Selective reactions to clavulanic acid (CLV) account for around 30% of immediate reactions after administration of amoxicillin-CLV. Currently, no immunoassay is available for detecting specific IgE to CLV, and its specific recognition in patients with immediate reactions has only been demonstrated by basophil activation testing, however with suboptimal sensitivity. The lack of knowledge regarding the structure of the drug that remains bound to proteins (antigenic determinant) is hampering the development of in vitro diagnostics. We aimed to identify the antigenic determinants of CLV as well as to evaluate their specific IgE recognition and potential role for diagnosis.
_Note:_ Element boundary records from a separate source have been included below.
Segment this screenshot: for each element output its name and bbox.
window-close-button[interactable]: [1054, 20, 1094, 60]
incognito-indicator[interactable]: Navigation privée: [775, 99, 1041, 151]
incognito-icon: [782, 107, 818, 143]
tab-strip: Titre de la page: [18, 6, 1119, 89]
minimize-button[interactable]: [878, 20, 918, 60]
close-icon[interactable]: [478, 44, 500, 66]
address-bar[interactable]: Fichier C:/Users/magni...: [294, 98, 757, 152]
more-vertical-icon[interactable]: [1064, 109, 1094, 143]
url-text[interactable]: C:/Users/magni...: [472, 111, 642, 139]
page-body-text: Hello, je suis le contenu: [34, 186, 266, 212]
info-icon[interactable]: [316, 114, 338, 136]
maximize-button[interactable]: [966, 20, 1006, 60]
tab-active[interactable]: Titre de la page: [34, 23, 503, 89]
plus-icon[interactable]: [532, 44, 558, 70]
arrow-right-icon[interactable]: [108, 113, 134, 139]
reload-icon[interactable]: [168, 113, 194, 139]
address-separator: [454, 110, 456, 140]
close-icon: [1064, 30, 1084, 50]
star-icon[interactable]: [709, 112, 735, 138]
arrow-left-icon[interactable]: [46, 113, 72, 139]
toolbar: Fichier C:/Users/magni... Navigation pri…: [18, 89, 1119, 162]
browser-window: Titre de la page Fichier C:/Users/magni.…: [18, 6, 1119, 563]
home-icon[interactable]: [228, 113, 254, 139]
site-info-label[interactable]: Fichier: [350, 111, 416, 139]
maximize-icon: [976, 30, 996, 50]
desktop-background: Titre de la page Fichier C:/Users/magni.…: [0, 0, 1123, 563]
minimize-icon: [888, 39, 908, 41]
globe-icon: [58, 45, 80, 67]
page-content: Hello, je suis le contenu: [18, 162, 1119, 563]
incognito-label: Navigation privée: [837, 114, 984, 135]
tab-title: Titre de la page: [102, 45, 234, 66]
Based on complex CLV degradation mechanisms, we hypothesized the formation of two antigenic determinants for CLV, AD-I (N-protein, 3-oxopropanamide) and AD-II (N-protein, 3-aminopropanamide), and designed different synthetic analogs to each one. IgE recognition of these structures was evaluated in basophils from patients with selective reactions to CLV and tolerant subjects. In parallel, the CLV fragments bound to proteins were identified by proteomic approaches. Two synthetic analogs of AD-I were found to activate basophils from allergic patients. This determinant was also detected bound to lysines 195 and 475 of CLV-treated human serum albumin. One of these analogs was able to activate basophils in 59% of patients whereas CLV only in 41%. Combining both results led to an increase in basophil activation in 69% of patients, and only in 12% of controls. We have identified AD-I as one CLV antigenic determinant, which is the drug fragment that remains protein-bound.